1. The relative importance of various sources of information on relationships and sex for young people in general and YPIC.

2. The RSE and sexual health needs of YPIC compared to young people in general.

3. The provision of RSE and sexual healthcare to YPIC. 

4. Challenges to and supports in delivering RSE and sexual health services to YPIC.

Study No 2: Approaches to Promoting Sexual Health among Young People in Care: A Descriptive Mapping of Services

The descriptive mapping exercise aimed to describe the approaches used and services delivered by professionals engaged in RSE and sexual healthcare to young people in care.
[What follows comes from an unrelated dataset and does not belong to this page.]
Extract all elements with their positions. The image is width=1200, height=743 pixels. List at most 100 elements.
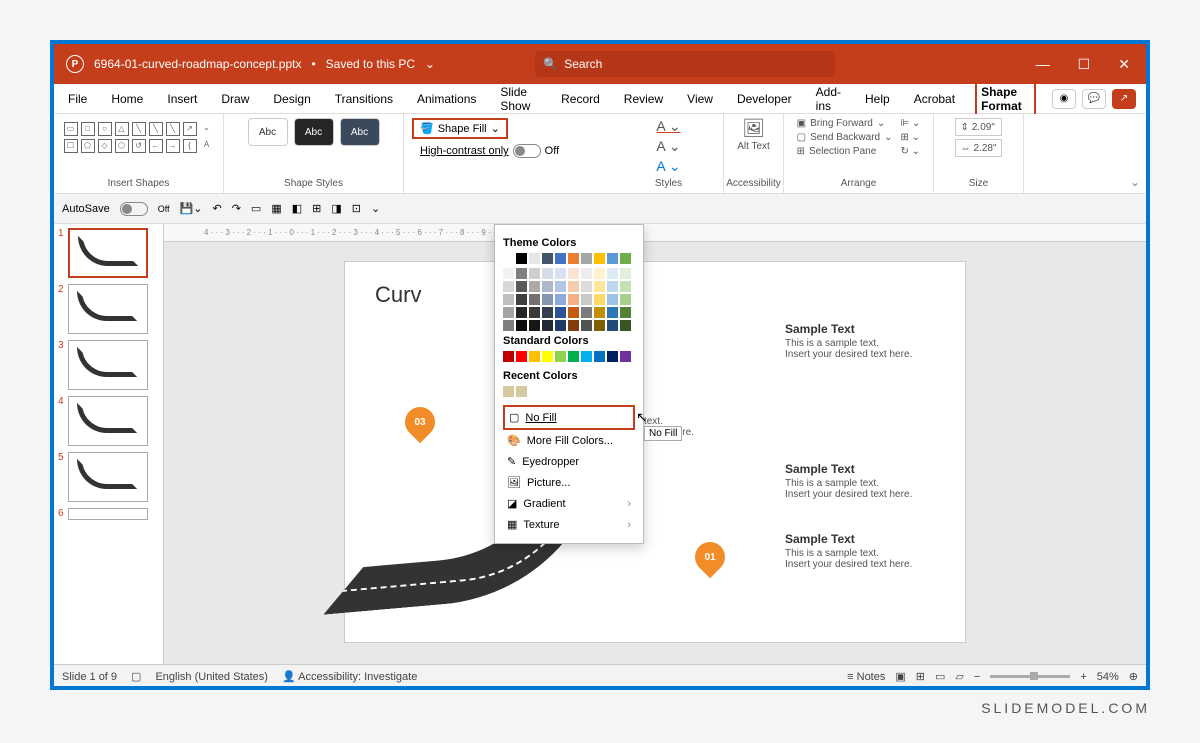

Study No 3: A Qualitative Analysis the Perspectives of Key Service-providers on the Sexual Health and Sexuality Education Needs of Young People in Care

Objectives (Study No 3)

  • To reliably describe the sexual health and sexuality education needs of young people in care from the perspective of key stakeholders and service–providers.
  • To identify the support needs of key staff with a central role in the provision of sexual health and sexuality education to young people in care.
Study No 4: Perspectives of Foster Carers and Birth Parents on the Sexual Health and Sexuality Education Needs of Young People in Care

Objectives (Study No 4)

  • To reliably describe the sexual health and sexuality education needs of young people in care from the perspective of foster carers and birth parents.
  • To describe the degree to which these needs are currently being met by foster carers and birth parents.
  • To analyse and describe protective and risk behaviours among YPIC from the perspectives of foster carers and birth parents.
  • To assess attitudes, knowledge and risk-perception levels among children in care in relation to ‘crisis’ pregnancy, STIs and awareness of services and supports from the perspective of foster carers and birth parents.
  • To compare and contrast findings from published qualitative Irish research and provide evidence of the degree to which issues generated relating to foster parents are similar and/or dissimilar to those issues raised by parents in general.
Study No 5: Care Leavers’ Perspectives on the Sexual Health and Sexuality Education Needs of Young People in Care

Objectives (Study No 5)

  • To reliably describe the sexual health and sexuality education needs of young people in care from the perspective of young care leavers.
  • To describe the degree to which care leavers believe that these needs are currently being met.
  • To analyse and describe protective and risk behaviours among YPIC from the perspectives of care leavers.
  • To assess attitudes, knowledge and risk-perception levels among children in care in relation to ‘crisis’ pregnancy, STIs and awareness of services and supports from the perspective of care leavers.
  • To compare and contrast findings from published qualitative Irish research and provide evidence of the degree to which sexual health issues associated with young people in care are similar and/or dissimilar to those issues raised by young people in general.